Angrosino (2007 p. 48) suggests the question of how many people to sample in an ethnographic study is a complex one, arguing it depends very much on the characteristics of the group under study, legitimate limitations on the

researchers resources (time, access), and on the objectives of the study. Many of the nurse researchers using ethnography in clinical settings used a group of nurses either selected from the pool of nurses (Dihle et al. 2006), or

self selected by agreement to participate (Brown & McCormack 2006).

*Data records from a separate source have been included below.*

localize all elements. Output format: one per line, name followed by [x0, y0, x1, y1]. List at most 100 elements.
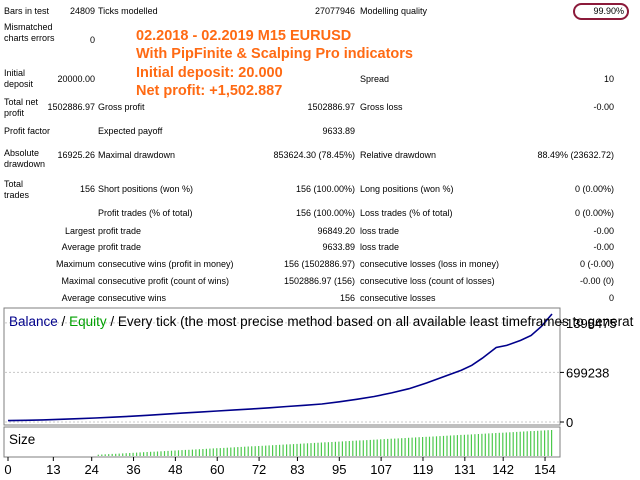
x-tick-label: 60	[210, 462, 224, 477]
size-bar	[163, 451, 166, 456]
legend-equity: Equity	[69, 314, 107, 329]
maximal-label: Maximal	[61, 276, 95, 286]
size-panel	[3, 426, 561, 458]
size-bar	[491, 433, 493, 456]
maximal-consec-profit-label: consecutive profit (count of wins)	[98, 276, 230, 286]
size-bar	[205, 448, 207, 456]
size-bar	[247, 446, 249, 456]
legend-separator: /	[58, 314, 69, 329]
largest-profit-label: profit trade	[98, 226, 142, 236]
size-bar	[432, 436, 434, 456]
size-bar	[327, 442, 329, 456]
spread-value: 10	[603, 74, 614, 84]
size-bar	[397, 438, 399, 456]
size-bar	[530, 431, 532, 456]
size-bar	[122, 453, 124, 456]
x-tick-label: 13	[46, 462, 60, 477]
size-bar	[425, 436, 427, 456]
size-bar	[296, 443, 298, 456]
size-bar	[401, 438, 403, 456]
size-bar	[498, 432, 500, 456]
avg-consec-wins-value: 156	[339, 293, 355, 303]
balance-series-line	[7, 313, 553, 422]
size-bar	[223, 447, 225, 456]
profit-factor-label: Profit factor	[4, 126, 51, 136]
absolute-drawdown-label: Absolute drawdown	[4, 148, 46, 169]
total-trades-value: 156	[79, 184, 95, 194]
size-bars	[97, 430, 553, 457]
size-bar	[516, 431, 518, 456]
size-bar	[488, 433, 490, 456]
overlay-indicators-line: With PipFinite & Scalping Pro indicators	[136, 46, 414, 63]
spread-label: Spread	[360, 74, 390, 84]
mismatched-value: 0	[89, 35, 95, 45]
size-bar	[519, 431, 521, 456]
x-tick-label: 142	[492, 462, 514, 477]
size-bar	[289, 444, 291, 456]
size-bar	[484, 433, 486, 456]
largest-label: Largest	[64, 226, 95, 236]
avg-consec-losses-value: 0	[608, 293, 614, 303]
size-bar	[352, 440, 354, 456]
mismatched-label: Mismatched charts errors	[4, 22, 55, 43]
size-bar	[369, 439, 371, 456]
size-bar	[216, 448, 218, 456]
size-bar	[338, 441, 340, 456]
size-bar	[526, 431, 528, 456]
size-bar	[209, 448, 211, 456]
size-bar	[177, 450, 180, 456]
total-trades-label: Total trades	[4, 179, 30, 200]
maximal-consec-loss-value: -0.00 (0)	[579, 276, 614, 286]
maximum-label: Maximum	[55, 259, 95, 269]
size-bar	[244, 446, 246, 456]
overlay-annotation: 02.2018 - 02.2019 M15 EURUSD With PipFin…	[136, 27, 413, 101]
size-bar	[150, 451, 152, 456]
size-bar	[303, 443, 305, 456]
expected-payoff-label: Expected payoff	[98, 126, 163, 136]
legend-model-description: / Every tick (the most precise method ba…	[107, 314, 634, 329]
size-bar	[240, 446, 242, 456]
chart-legend: Balance / Equity / Every tick (the most …	[9, 314, 634, 329]
gross-loss-value: -0.00	[593, 102, 614, 112]
size-bar	[237, 447, 239, 456]
size-bar	[230, 447, 232, 456]
max-consec-wins-label: consecutive wins (profit in money)	[98, 259, 234, 269]
x-tick-label: 36	[126, 462, 140, 477]
profit-trades-value: 156 (100.00%)	[295, 208, 355, 218]
average-profit-value: 9633.89	[322, 242, 355, 252]
size-bar	[512, 432, 514, 456]
size-bar	[540, 430, 542, 456]
maximal-consec-loss-label: consecutive loss (count of losses)	[360, 276, 495, 286]
short-positions-value: 156 (100.00%)	[295, 184, 355, 194]
size-bar	[505, 432, 507, 456]
max-consec-wins-value: 156 (1502886.97)	[283, 259, 355, 269]
x-tick-label: 95	[332, 462, 346, 477]
size-bar	[422, 437, 424, 456]
loss-trades-value: 0 (0.00%)	[574, 208, 614, 218]
size-bar	[306, 443, 309, 456]
size-bar	[348, 441, 350, 456]
size-bar	[313, 442, 316, 456]
total-net-profit-value: 1502886.97	[47, 102, 95, 112]
size-bar	[453, 435, 455, 456]
size-bar	[359, 440, 361, 456]
short-positions-label: Short positions (won %)	[98, 184, 194, 194]
size-bar	[265, 445, 267, 456]
balance-chart: Balance / Equity / Every tick (the most …	[3, 307, 634, 477]
size-bar	[456, 435, 458, 456]
size-bar	[268, 445, 270, 456]
avg-consec-wins-label: consecutive wins	[98, 293, 167, 303]
size-bar	[442, 435, 445, 456]
maximal-drawdown-label: Maximal drawdown	[98, 150, 176, 160]
x-tick-label: 131	[454, 462, 476, 477]
size-bar	[212, 448, 214, 456]
size-bar	[446, 435, 448, 456]
y-axis-ticks: 1398475 699238 0	[560, 316, 617, 430]
size-bar	[334, 441, 336, 456]
maximal-drawdown-value: 853624.30 (78.45%)	[273, 150, 355, 160]
ticks-modelled-value: 27077946	[314, 6, 355, 16]
size-bar	[408, 437, 410, 456]
size-bar	[341, 441, 343, 456]
grid-layer	[5, 322, 559, 423]
size-bar	[125, 453, 127, 456]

4.7.3.1 Sample in this study

Sampling for this study was one of convenience; all staff on the ward were invited to participate. Over the course of the study there were 44 ward staff available to be participants: 30 Registered Nurses (RN), and 14 Health Care Assistants (HCA). One RN was on maternity leave for most of the study, she gave consent but was not observed or interviewed, while five RNs left the ward during the study, and were again neither observed nor interviewed. All twenty-four available RNs consented and were included as participants in the study. Five of these twenty-four RNs were not observed; two were part time and did not work with me, one was on permanent night duty, and the other two RNs were very new to the ward when the interviews were occurring (the observations had finished). One of the RNs who had

consented did not have an interview as she was on extended annual leave at the time the large majority of the interviews were occurring. All RNs

available at the time, consented to be interviewed (n=23).

Two HCAs left before being observed or interviewed, and another two left the ward after some observations had been done, but were not available to be interviewed. Nine out of the available twelve HCAs gave consent to the study (75%), of these six were observed (50%), and five interviewed (42%),

with one neither observed nor interviewed. Three HCAs who did not consent were on permanent night duty.